The outputs for all the possible conditions as shown in the above table are described as follows.
Case 1. For S = 0 and R = 0, the flip-flop remains in its present state (Qn). It means that the next state of the flip-flop does not change, i.e., Qn+1 = 0 if Qn = 0 and vice versa. First let us assume that Qn= 1 and Q’n= 0.Thus the inputs of NOR gate 2 are 1 and 0, and therefore its output Q’n+1 = 0. This output Q’n+1 = 0 is fed back as the input of NOR gate1, thereby producing a 1 at the output, as both of the inputs of NOR gate 1 are 0 and 0; so Qn+1 = 1 as originally assumed. Now let us assume the opposite case, i.e., Qn = 0 and Q’n = 1.
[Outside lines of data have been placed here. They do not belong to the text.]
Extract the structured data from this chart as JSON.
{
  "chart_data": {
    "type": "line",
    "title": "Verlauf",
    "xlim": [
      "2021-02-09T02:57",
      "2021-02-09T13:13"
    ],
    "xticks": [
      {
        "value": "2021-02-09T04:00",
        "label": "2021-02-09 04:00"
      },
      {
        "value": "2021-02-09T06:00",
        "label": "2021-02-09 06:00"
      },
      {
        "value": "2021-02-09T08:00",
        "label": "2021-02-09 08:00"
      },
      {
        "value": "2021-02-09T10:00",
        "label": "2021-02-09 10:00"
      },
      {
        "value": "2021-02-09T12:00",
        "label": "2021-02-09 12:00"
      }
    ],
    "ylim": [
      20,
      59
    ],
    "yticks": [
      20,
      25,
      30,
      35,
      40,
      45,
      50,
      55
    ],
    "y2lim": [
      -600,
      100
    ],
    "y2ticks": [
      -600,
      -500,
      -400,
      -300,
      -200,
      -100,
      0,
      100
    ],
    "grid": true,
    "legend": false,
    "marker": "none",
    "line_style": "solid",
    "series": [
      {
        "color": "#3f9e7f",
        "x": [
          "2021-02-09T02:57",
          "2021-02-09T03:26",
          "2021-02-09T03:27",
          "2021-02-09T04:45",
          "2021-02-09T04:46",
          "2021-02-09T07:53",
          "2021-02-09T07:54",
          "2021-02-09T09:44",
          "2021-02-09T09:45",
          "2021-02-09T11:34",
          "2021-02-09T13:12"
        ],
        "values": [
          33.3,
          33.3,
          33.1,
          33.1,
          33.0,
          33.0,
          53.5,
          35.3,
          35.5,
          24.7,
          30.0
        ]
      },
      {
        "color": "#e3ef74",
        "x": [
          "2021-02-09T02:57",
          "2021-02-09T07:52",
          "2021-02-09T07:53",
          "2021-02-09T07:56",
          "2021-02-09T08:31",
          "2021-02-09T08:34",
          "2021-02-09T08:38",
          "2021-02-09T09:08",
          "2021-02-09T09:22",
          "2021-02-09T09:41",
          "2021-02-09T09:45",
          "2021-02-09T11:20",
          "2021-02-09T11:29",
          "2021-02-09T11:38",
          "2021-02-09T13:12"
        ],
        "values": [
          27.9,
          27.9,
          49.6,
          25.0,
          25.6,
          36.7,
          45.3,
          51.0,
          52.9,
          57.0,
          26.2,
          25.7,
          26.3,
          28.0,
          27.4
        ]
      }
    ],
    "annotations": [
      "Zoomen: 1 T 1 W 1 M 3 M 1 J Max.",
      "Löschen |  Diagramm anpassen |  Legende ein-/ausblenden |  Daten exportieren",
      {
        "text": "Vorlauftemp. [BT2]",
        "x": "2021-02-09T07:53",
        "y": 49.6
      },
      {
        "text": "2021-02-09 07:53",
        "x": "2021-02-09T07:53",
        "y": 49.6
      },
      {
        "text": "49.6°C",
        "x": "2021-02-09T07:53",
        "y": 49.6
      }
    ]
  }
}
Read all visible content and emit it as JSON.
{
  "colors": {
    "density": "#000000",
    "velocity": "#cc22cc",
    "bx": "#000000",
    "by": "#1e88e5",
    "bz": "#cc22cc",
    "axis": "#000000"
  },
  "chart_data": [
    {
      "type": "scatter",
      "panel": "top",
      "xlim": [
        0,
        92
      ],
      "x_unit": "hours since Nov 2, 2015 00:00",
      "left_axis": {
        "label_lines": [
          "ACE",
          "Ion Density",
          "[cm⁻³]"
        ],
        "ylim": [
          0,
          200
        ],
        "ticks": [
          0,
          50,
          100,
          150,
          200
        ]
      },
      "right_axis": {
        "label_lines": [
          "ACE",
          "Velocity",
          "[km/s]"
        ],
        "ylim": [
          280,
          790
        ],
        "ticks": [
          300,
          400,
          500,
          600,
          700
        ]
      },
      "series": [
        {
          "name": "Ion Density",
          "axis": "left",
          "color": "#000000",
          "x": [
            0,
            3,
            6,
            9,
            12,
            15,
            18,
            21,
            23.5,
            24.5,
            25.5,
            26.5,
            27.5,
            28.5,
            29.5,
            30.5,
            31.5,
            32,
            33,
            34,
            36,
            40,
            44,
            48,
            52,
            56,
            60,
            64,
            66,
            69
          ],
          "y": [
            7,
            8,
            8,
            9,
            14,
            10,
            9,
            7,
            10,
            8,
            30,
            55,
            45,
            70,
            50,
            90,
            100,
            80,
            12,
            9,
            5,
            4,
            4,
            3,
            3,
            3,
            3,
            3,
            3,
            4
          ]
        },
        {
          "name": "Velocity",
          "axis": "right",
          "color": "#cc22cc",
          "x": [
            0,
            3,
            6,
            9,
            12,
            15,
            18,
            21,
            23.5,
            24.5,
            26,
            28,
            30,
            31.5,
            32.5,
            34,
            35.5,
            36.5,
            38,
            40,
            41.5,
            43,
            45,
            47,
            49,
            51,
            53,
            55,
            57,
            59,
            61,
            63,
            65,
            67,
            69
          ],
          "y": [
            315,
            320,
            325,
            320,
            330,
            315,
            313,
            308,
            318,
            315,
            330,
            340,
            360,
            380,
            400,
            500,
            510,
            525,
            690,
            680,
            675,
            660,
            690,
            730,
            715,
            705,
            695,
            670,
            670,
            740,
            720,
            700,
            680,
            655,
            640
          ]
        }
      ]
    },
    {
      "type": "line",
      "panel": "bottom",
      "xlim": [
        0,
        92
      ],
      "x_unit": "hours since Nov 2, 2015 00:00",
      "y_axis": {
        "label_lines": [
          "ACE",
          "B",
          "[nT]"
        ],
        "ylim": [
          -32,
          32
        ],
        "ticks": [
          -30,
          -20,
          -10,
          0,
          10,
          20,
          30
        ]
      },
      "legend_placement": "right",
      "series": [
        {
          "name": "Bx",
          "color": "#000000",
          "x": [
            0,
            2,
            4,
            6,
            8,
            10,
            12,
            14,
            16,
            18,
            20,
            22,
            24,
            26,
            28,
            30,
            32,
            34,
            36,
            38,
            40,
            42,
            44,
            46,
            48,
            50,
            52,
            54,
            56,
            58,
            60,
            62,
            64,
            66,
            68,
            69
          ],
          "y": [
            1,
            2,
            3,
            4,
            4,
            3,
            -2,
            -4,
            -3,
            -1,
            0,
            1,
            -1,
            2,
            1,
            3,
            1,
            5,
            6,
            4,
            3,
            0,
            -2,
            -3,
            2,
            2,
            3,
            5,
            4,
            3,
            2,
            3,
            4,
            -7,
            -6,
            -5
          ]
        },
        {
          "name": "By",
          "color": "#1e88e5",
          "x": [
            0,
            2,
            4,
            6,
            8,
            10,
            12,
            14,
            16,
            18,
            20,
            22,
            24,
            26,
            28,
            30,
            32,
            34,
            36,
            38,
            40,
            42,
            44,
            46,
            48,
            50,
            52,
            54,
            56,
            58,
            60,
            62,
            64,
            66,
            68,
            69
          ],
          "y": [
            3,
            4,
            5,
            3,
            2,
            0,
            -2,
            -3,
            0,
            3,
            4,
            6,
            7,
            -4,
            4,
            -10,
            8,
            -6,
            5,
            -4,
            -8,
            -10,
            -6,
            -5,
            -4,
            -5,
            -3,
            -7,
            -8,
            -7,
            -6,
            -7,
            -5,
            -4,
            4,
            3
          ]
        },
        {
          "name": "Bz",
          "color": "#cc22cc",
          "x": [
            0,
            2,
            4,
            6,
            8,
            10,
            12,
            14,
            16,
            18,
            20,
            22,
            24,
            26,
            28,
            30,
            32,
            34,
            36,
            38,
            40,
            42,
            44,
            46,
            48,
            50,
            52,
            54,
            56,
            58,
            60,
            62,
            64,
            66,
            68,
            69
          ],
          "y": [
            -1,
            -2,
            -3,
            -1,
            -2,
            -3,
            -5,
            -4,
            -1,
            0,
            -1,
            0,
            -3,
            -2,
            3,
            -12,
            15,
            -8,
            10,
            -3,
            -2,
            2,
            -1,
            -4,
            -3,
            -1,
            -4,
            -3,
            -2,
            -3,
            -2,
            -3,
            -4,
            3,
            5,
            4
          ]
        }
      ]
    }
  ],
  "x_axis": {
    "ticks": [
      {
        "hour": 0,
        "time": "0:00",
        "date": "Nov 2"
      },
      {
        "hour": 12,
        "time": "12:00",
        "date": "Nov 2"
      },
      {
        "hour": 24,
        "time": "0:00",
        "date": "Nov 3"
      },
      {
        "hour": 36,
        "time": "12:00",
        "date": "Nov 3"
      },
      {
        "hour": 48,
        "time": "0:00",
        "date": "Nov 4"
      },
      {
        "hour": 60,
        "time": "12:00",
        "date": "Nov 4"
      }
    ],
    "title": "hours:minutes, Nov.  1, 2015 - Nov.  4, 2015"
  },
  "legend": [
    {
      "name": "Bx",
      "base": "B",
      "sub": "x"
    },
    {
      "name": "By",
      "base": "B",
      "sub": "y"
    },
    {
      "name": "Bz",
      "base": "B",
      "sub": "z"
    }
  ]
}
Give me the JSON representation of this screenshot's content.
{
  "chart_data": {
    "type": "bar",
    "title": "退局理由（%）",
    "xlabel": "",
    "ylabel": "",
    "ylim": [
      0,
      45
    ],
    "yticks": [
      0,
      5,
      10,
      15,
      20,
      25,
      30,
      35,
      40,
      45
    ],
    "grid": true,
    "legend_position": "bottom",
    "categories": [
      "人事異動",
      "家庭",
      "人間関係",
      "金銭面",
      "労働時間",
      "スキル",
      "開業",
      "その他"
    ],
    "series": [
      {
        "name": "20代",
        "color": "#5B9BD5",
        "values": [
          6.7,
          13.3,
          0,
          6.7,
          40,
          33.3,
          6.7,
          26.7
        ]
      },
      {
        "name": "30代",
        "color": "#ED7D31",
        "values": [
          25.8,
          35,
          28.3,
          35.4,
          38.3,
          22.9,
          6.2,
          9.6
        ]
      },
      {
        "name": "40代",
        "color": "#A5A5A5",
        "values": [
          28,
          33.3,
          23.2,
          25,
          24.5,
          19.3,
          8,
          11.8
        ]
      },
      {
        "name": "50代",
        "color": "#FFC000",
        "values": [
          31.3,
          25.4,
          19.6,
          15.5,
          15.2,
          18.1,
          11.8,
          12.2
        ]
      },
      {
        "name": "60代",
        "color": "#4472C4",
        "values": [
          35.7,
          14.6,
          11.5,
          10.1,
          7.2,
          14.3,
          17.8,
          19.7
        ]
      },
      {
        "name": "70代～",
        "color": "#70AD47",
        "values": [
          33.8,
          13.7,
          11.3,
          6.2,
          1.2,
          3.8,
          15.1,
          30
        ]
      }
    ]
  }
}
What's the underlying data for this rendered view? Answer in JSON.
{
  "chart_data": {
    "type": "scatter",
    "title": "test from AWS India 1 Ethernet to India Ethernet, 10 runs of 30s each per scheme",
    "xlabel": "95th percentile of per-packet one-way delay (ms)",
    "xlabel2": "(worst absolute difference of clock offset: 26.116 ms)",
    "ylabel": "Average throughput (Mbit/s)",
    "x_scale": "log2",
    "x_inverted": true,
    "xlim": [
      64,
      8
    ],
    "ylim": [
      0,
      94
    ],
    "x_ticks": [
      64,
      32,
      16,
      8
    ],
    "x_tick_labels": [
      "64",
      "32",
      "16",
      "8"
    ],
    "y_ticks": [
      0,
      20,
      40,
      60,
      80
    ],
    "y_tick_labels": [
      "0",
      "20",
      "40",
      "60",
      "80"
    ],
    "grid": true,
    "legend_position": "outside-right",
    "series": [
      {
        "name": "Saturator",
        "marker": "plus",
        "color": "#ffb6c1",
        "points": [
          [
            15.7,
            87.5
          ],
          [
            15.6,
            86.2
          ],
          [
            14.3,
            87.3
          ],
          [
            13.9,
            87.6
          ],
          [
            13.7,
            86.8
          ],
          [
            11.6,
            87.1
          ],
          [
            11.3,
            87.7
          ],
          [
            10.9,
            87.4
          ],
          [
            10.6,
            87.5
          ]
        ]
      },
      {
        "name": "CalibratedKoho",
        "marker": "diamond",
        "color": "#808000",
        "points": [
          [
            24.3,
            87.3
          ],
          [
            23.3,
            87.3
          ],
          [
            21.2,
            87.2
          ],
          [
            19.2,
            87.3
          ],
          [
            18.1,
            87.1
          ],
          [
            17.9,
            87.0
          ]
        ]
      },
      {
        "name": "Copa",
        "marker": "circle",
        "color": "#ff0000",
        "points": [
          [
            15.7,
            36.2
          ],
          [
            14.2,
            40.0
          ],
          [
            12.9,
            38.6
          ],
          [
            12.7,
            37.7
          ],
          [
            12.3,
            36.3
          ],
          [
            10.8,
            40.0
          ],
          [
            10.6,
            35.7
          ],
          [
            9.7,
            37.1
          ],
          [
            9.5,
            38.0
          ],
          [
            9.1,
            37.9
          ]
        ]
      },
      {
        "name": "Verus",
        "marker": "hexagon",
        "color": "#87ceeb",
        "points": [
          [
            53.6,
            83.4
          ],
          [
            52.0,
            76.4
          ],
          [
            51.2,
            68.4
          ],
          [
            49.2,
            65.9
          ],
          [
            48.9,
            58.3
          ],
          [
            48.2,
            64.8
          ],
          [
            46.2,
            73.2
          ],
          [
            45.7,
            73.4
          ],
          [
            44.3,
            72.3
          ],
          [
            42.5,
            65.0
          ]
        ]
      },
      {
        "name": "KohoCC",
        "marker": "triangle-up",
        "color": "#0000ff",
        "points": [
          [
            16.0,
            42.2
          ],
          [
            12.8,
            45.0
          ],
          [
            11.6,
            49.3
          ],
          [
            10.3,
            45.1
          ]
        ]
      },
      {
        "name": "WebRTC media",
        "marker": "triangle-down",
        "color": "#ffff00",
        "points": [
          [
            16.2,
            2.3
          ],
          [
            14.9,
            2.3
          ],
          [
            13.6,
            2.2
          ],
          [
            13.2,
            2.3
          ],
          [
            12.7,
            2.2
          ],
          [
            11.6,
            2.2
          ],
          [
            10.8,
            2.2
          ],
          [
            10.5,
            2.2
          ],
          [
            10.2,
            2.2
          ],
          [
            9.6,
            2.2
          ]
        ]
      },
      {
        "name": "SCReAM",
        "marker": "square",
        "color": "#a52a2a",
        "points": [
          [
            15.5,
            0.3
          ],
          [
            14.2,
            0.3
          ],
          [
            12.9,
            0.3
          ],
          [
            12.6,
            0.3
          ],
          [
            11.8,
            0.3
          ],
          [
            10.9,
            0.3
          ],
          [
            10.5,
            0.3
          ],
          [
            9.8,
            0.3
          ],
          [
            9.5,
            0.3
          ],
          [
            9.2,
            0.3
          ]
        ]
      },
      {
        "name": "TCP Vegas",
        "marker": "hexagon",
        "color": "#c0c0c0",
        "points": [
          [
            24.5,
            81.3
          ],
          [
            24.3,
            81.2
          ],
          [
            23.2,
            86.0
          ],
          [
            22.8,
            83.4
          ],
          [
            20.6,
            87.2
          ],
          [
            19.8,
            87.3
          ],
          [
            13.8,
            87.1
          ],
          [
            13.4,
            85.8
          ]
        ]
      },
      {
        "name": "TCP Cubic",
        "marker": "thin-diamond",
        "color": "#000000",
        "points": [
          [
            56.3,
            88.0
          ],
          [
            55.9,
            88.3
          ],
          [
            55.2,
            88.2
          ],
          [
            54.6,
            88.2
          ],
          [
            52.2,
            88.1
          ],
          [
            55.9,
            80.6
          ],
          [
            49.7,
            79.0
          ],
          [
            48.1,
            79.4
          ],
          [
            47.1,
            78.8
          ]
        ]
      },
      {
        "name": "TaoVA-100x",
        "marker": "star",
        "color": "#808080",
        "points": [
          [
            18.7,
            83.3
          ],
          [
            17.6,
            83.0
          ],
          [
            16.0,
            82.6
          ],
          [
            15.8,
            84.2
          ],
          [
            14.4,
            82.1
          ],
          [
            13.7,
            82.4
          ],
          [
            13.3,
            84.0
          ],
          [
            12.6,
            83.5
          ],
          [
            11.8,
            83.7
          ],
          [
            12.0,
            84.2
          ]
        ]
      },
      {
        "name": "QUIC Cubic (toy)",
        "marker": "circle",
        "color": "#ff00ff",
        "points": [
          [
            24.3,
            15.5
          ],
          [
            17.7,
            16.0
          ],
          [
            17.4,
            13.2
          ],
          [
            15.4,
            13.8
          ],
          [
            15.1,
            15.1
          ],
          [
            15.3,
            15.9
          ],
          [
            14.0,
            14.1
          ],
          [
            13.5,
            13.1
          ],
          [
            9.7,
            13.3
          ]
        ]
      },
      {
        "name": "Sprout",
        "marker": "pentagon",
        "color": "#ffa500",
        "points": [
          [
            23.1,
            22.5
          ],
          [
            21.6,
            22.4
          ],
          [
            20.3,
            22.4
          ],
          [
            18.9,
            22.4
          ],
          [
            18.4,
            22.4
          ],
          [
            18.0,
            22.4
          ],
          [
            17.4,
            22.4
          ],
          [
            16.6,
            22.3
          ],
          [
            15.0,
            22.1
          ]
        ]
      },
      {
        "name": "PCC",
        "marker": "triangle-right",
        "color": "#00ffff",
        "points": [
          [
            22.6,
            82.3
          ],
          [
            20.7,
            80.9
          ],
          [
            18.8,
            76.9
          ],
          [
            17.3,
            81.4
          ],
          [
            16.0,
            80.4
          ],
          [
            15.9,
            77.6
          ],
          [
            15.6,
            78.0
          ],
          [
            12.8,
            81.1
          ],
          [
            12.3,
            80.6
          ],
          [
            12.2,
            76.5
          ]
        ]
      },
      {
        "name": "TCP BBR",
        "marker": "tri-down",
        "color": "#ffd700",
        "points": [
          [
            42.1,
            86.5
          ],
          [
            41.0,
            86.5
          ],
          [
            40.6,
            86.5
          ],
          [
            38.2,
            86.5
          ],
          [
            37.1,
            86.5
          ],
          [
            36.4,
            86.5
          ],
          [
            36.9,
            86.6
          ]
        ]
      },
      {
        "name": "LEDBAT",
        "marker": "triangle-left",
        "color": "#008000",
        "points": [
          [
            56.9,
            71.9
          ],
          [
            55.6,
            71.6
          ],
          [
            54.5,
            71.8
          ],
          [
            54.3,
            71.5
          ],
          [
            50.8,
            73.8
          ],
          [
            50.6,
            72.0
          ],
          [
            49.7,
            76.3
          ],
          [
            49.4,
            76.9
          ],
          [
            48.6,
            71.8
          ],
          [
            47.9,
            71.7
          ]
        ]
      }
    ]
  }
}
Thus the inputs of NOR gate 1 are 1 and 0, and therefore its output Q’n+1 = 0. This output Qn+1 = 0 =0 is fed back as the input of NOR gate 2, thereby producing a 1 at the output, as both of the inputs of NOR gate 2 are 0 and 0; so Q’n+1 = 1 as originally assumed. Thus we find that the condition S = 0 and R = 0 do not affect the outputs of the flip-flop, which means this is the memory condition of the S-R flip-flop.
Case 2. The second input condition is S = 0 and R = 1. The 1 at R input forces the output of NOR gate 1 to be 0 (i.e., Qn+1 = 0). Hence both the inputs of NOR gate 2 are 0 and 0 and so its output Q’n+1 = 1. Thus the condition S = 0 and R = 1 will always reset the flip-flop to 0. Now if the R returns to 0 with S = 0, the flip-flop will remain in the same state.
Case 3. The third input condition is S = 1 and R = 0. The 1 at S input forces the output of NOR gate 2 to be 0 (i.e., Q’n+1 = 0). Hence both the inputs of NOR gate 1 are 0 and 0 and so its output Qn+1 = 1. Thus the condition S = 1 and R = 0 will always set the flip-flop to 1. Now if the S returns to 0 with R = 0, the flip-flop will remain in the same state.
Case 4. The fourth input condition is S = 1 and R = 1. The 1 at R input and 1 at S input forces the output of both NOR gate 1 and NOR gate 2 to be 0. Hence both the outputs of NOR gate 1 and NOR gate 2 are 0 and 0; i.e. Qn+1 = 0 and Q’n+1 = 0. Hence this condition S = 1 and R = 1 violates the fact that the outputs of a flip-flop will always be the complement of each other. Since the condition violates the basic definition of flip-flop, it is called the undefined condition.
Generally this condition must be avoided by making sure that 1s are not applied simultaneously to both f the inputs.
Case 5. If case 4 arises at all, then S and R both return to 0 and 0 simultaneously, and then any one of the NOR gates acts faster than the other and assumes the state. For example, if NOR gate 1 is faster than NOR gate 2, then Qn+1 will become 1 and this will make Q’n+1 = 0. Similarly, if NOR gate 2 is faster than NOR gate 1, then Q’n+1 will become 1 and this will make Qn+1 = 0.
Hence, this condition is determined by the flip-flop itself . Since this condition cannot be controlled and predicted it is called the indeterminate condition.